# Murphy Bed Plans



## bud brambley (Sep 11, 2004)

:help: Is there anyone out there has plans for a murphy bad double I would like to make contact thank you bud my


----------



## allthunbs (Jun 22, 2008)

bud brambley said:


> :help: Is there anyone out there has plans for a murphy bad double I would like to make contact thank you bud my


hi Bud:

Lee Valley has plans and hardware for murphy beds and folding beds.

Murphy Bed Plans by Veritas® - Lee Valley Tools

This page has the installation instructions for the springs. 

Lee Valley Tools - Spring Box Hardware for Fold-Down Beds

You'll have to search for " murphy bed " for the rest of the pages.

I'm sure you can also do a search for this on google with some results. After all they're not that rare.


----------



## Raymondabel (Dec 18, 2009)

allthunbs said:


> hi Bud:
> 
> Lee Valley has plans and hardware for murphy beds and folding beds.
> 
> ...


NOTE: if you use this plan, make sur you make it for your matlas thikness.
By default, this plan is make for old 6" standard matlas.

So, do not do my mistake...
Beside that, it is a nice weekend project!
Ray


----------



## Brass Maven (Nov 20, 2011)

*Ikea Murphy bed*

Here is a link on using building a cabinet to house the Murphy bed mechanism.

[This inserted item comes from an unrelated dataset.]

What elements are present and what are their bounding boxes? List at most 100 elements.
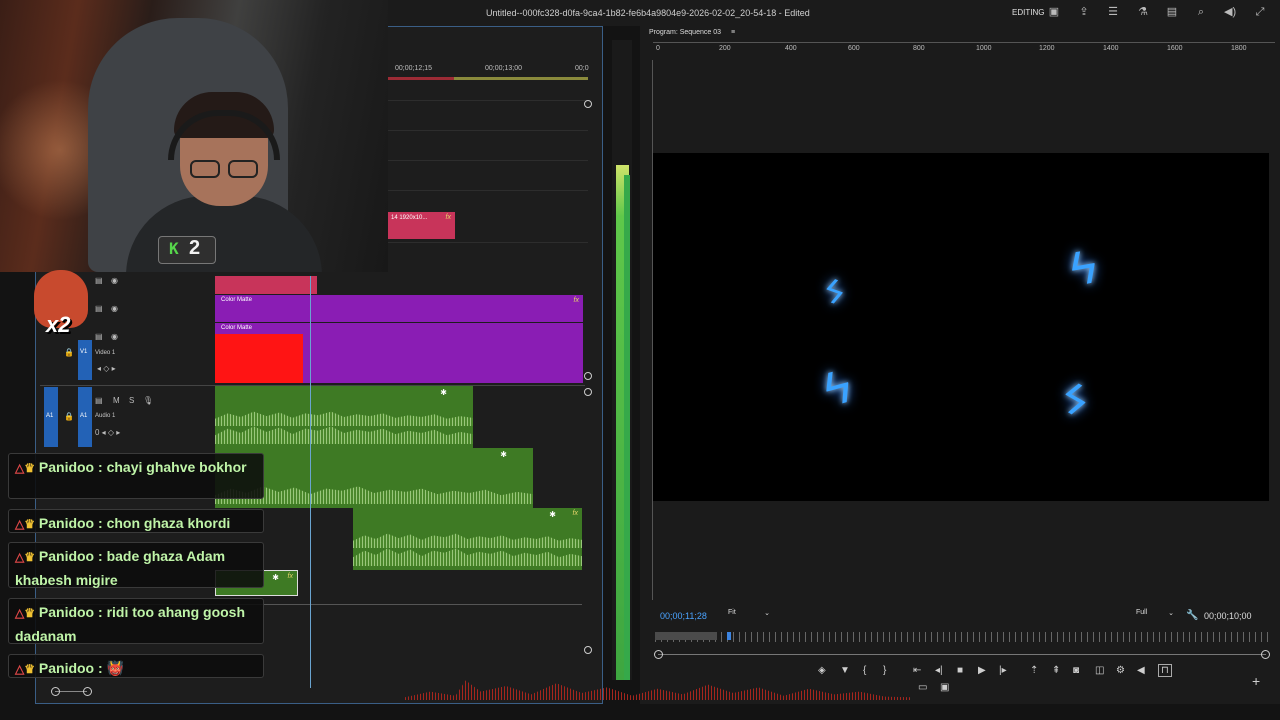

"http://herbiesworld.blogspot.com/2009/04/guest-room-remodel-budget-murphy-bed.html"


----------



## nicbate (May 17, 2011)

*Horizontal mounted Murphy Bed*

Rockler has two for sale, one the normal vertical mounted bed and one is a horizontal.
just go to rockler dot com and search "Side Mount Murphy Bed Hardware".


----------



## Raymondabel (Dec 18, 2009)

I just ordre 2 kits from them:

Bienvenue sur B.O.F.F. Lits escamotables - Collection de lits escamotables

their free plans: Murphy beds, Wall Bed Mechanism for space saving. Design Wbs Distribution


Ray


----------